3. A book with 15 authors, The Squam Lake Report: Fixing the Financial System
I’m not joking about the 15 authors—this book has that many listed authors.  And it isn’t a collection of essays by 15 different people—it is one book with 15 authors.  So, with 15 authors, a veritable Who’s Who of the Monetary Economics world, it must be pretty impressive, right?  Sigh.  Forget about that cheer up line in the previous paragraph.  What a tedious book.  It reads like…a committee report.  Safe, dull, over-worked recommendations based on safe, dull detail-light explanations.  That’s what happens, I suppose, when 15 people co-author a book.  Who is the audience for this book?   I have no idea.  I assigned it in Money and Banking.  The chief virtue according to my students:  it’s short.  Hardly a ringing endorsement.  If this is the state of the art in thinking about how to find our way past the financial crisis, it’s time to despair.

But, cheer up.  At least there are technical economists working on detailed technical proposals which could clear up everything.

4. Acharaya, Cooley, Richardson, Walter, eds. Regulating Wall Street: The Dodd-Frank Act and the New Architecture of Global Finance
It’s pretty funny when you see a book with four editors and think, that’s not so bad compared to a book with 15 authors.  This book is economics for economists.  Technical economists.  Eighteen chapters with detailed analyses of the problems in the financial sector and detailed suggestions on what can be done.
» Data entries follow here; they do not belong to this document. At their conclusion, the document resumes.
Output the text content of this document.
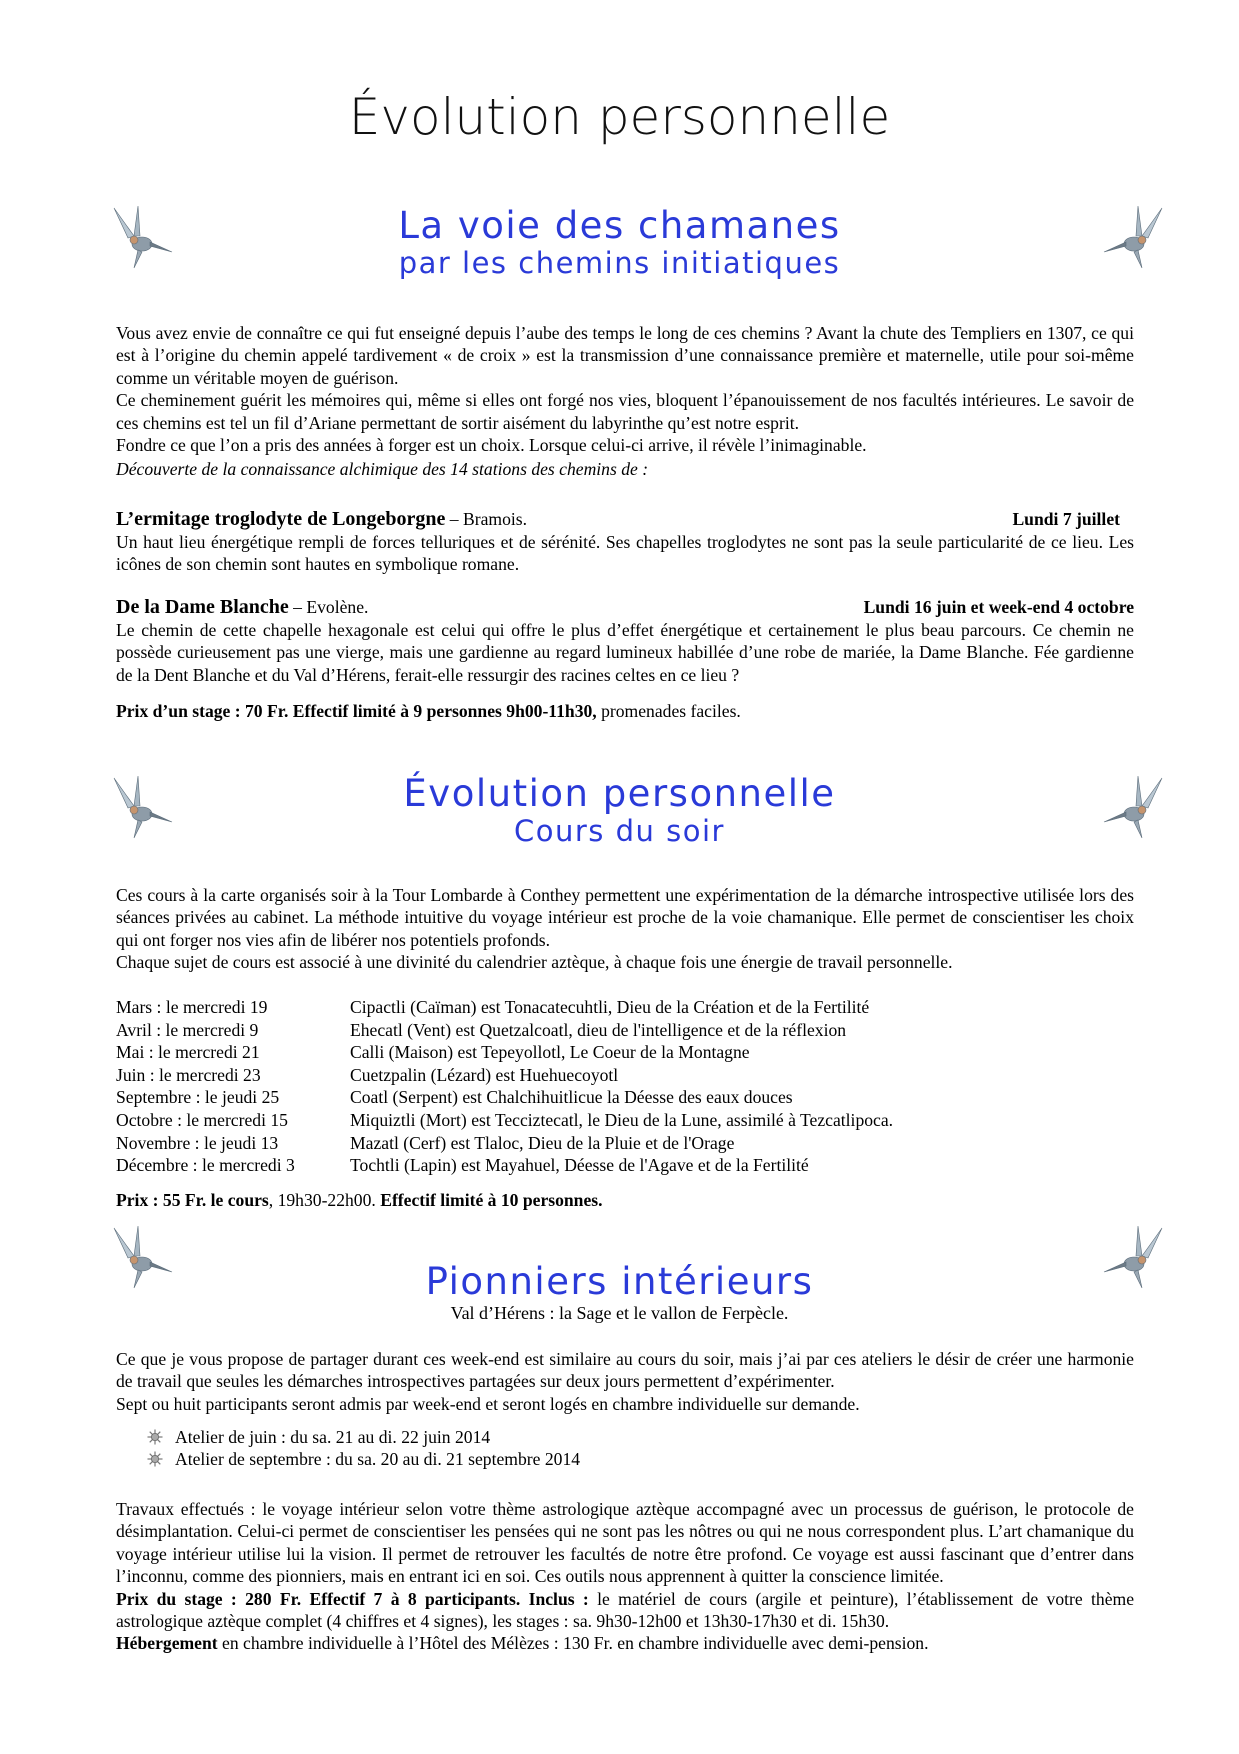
Évolution personnelle
La voie des chamanes
par les chemins initiatiques

Vous avez envie de connaître ce qui fut enseigné depuis l’aube des temps le long de ces chemins ? Avant la chute des Templiers en 1307, ce qui est à l’origine du chemin appelé tardivement « de croix » est la transmission d’une connaissance première et maternelle, utile pour soi-même comme un véritable moyen de guérison.

Ce cheminement guérit les mémoires qui, même si elles ont forgé nos vies, bloquent l’épanouissement de nos facultés intérieures. Le savoir de ces chemins est tel un fil d’Ariane permettant de sortir aisément du labyrinthe qu’est notre esprit.

Fondre ce que l’on a pris des années à forger est un choix. Lorsque celui-ci arrive, il révèle l’inimaginable.

Découverte de la connaissance alchimique des 14 stations des chemins de :

L’ermitage troglodyte de Longeborgne – Bramois.	Lundi 7 juillet

Un haut lieu énergétique rempli de forces telluriques et de sérénité. Ses chapelles troglodytes ne sont pas la seule particularité de ce lieu. Les icônes de son chemin sont hautes en symbolique romane.

De la Dame Blanche – Evolène.	Lundi 16 juin et week-end 4 octobre

Le chemin de cette chapelle hexagonale est celui qui offre le plus d’effet énergétique et certainement le plus beau parcours. Ce chemin ne possède curieusement pas une vierge, mais une gardienne au regard lumineux habillée d’une robe de mariée, la Dame Blanche. Fée gardienne de la Dent Blanche et du Val d’Hérens, ferait-elle ressurgir des racines celtes en ce lieu ?

Prix d’un stage : 70 Fr. Effectif limité à 9 personnes 9h00-11h30, promenades faciles.

Évolution personnelle
Cours du soir

Ces cours à la carte organisés soir à la Tour Lombarde à Conthey permettent une expérimentation de la démarche introspective utilisée lors des séances privées au cabinet. La méthode intuitive du voyage intérieur est proche de la voie chamanique. Elle permet de conscientiser les choix qui ont forger nos vies afin de libérer nos potentiels profonds.

Chaque sujet de cours est associé à une divinité du calendrier aztèque, à chaque fois une énergie de travail personnelle.

Mars : le mercredi 19	Cipactli (Caïman) est Tonacatecuhtli, Dieu de la Création et de la Fertilité
Avril : le mercredi 9	Ehecatl (Vent) est Quetzalcoatl, dieu de l'intelligence et de la réflexion
Mai : le mercredi 21	Calli (Maison) est Tepeyollotl, Le Coeur de la Montagne
Juin : le mercredi 23	Cuetzpalin (Lézard) est Huehuecoyotl
Septembre : le jeudi 25	Coatl (Serpent) est Chalchihuitlicue la Déesse des eaux douces
Octobre : le mercredi 15	Miquiztli (Mort) est Tecciztecatl, le Dieu de la Lune, assimilé à Tezcatlipoca.
Novembre : le jeudi 13	Mazatl (Cerf) est Tlaloc, Dieu de la Pluie et de l'Orage
Décembre : le mercredi 3	Tochtli (Lapin) est Mayahuel, Déesse de l'Agave et de la Fertilité

Prix : 55 Fr. le cours, 19h30-22h00. Effectif limité à 10 personnes.

Pionniers intérieurs
Val d’Hérens : la Sage et le vallon de Ferpècle.

Ce que je vous propose de partager durant ces week-end est similaire au cours du soir, mais j’ai par ces ateliers le désir de créer une harmonie de travail que seules les démarches introspectives partagées sur deux jours permettent d’expérimenter.

Sept ou huit participants seront admis par week-end et seront logés en chambre individuelle sur demande.

Atelier de juin : du sa. 21 au di. 22 juin 2014
Atelier de septembre : du sa. 20 au di. 21 septembre 2014

Travaux effectués : le voyage intérieur selon votre thème astrologique aztèque accompagné avec un processus de guérison, le protocole de désimplantation. Celui-ci permet de conscientiser les pensées qui ne sont pas les nôtres ou qui ne nous correspondent plus. L’art chamanique du voyage intérieur utilise lui la vision. Il permet de retrouver les facultés de notre être profond. Ce voyage est aussi fascinant que d’entrer dans l’inconnu, comme des pionniers, mais en entrant ici en soi. Ces outils nous apprennent à quitter la conscience limitée.

Prix du stage : 280 Fr. Effectif 7 à 8 participants. Inclus : le matériel de cours (argile et peinture), l’établissement de votre thème astrologique aztèque complet (4 chiffres et 4 signes), les stages : sa. 9h30-12h00 et 13h30-17h30 et di. 15h30.

Hébergement en chambre individuelle à l’Hôtel des Mélèzes : 130 Fr. en chambre individuelle avec demi-pension.
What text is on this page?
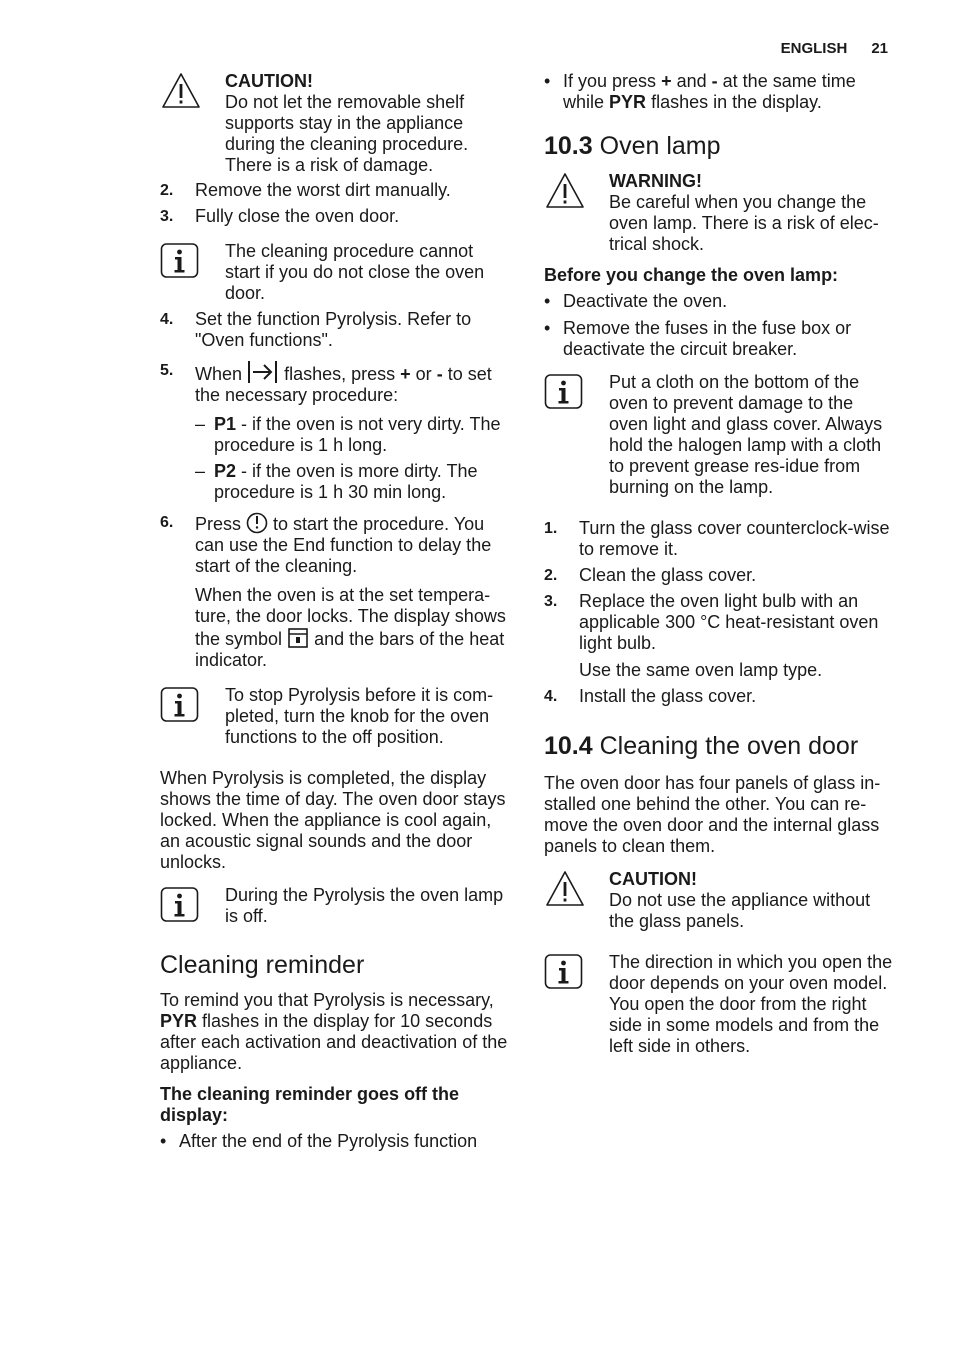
ENGLISH 21

CAUTION!

Do not let the removable shelf supports stay in the appliance during the cleaning procedure. There is a risk of damage.

2.	Remove the worst dirt manually.
3.	Fully close the oven door.

The cleaning procedure cannot start if you do not close the oven door.

4.	Set the function Pyrolysis. Refer to "Oven functions".
5.	When flashes, press + or - to set the necessary procedure:
– P1 - if the oven is not very dirty. The procedure is 1 h long.
– P2 - if the oven is more dirty. The procedure is 1 h 30 min long.
6.	Press to start the procedure. You can use the End function to delay the start of the cleaning.

When the oven is at the set tempera-ture, the door locks. The display shows the symbol and the bars of the heat indicator.

To stop Pyrolysis before it is com-pleted, turn the knob for the oven functions to the off position.

When Pyrolysis is completed, the display shows the time of day. The oven door stays locked. When the appliance is cool again, an acoustic signal sounds and the door unlocks.

During the Pyrolysis the oven lamp is off.

Cleaning reminder

To remind you that Pyrolysis is necessary, PYR flashes in the display for 10 seconds after each activation and deactivation of the appliance.

The cleaning reminder goes off the display:

• After the end of the Pyrolysis function
• If you press + and - at the same time while PYR flashes in the display.
10.3 Oven lamp

WARNING!

Be careful when you change the oven lamp. There is a risk of elec-trical shock.

Before you change the oven lamp:

• Deactivate the oven.
• Remove the fuses in the fuse box or deactivate the circuit breaker.

Put a cloth on the bottom of the oven to prevent damage to the oven light and glass cover. Always hold the halogen lamp with a cloth to prevent grease res-idue from burning on the lamp.

1.	Turn the glass cover counterclock-wise to remove it.
2.	Clean the glass cover.
3.	Replace the oven light bulb with an applicable 300 °C heat-resistant oven light bulb.

Use the same oven lamp type.

4.	Install the glass cover.
10.4 Cleaning the oven door

The oven door has four panels of glass in-stalled one behind the other. You can re-move the oven door and the internal glass panels to clean them.

CAUTION!

Do not use the appliance without the glass panels.

The direction in which you open the door depends on your oven model. You open the door from the right side in some models and from the left side in others.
For example, one of the chapters describes an important idea thus: “Contingent capital (often referred to as reverse contingent convertible bonds or Coco bonds) constitutes a form of uninsured debt that converts automatically into equity when certain prespecified triggers are hit….Contingent capital is designed to facilitate a transfer of losses when a firms’ equity is being depleted by converting some debt into equity, thereby ensuring that the bank still maintains a sufficient level of capitalization.”  (Acharaya, Kulkarni and Richardson authored those sentences—a mere three authors!)  That’s an example of the sort of clever ideas which are being floated these days.  And if you liked those two sentences, then this book is for you.  If you skipped them, then walk on by, but while strolling past those guys in the white lab coats:

Cheer up!  With economists working hard at solving the big problems in the big, bad world, there is every reason to be happy.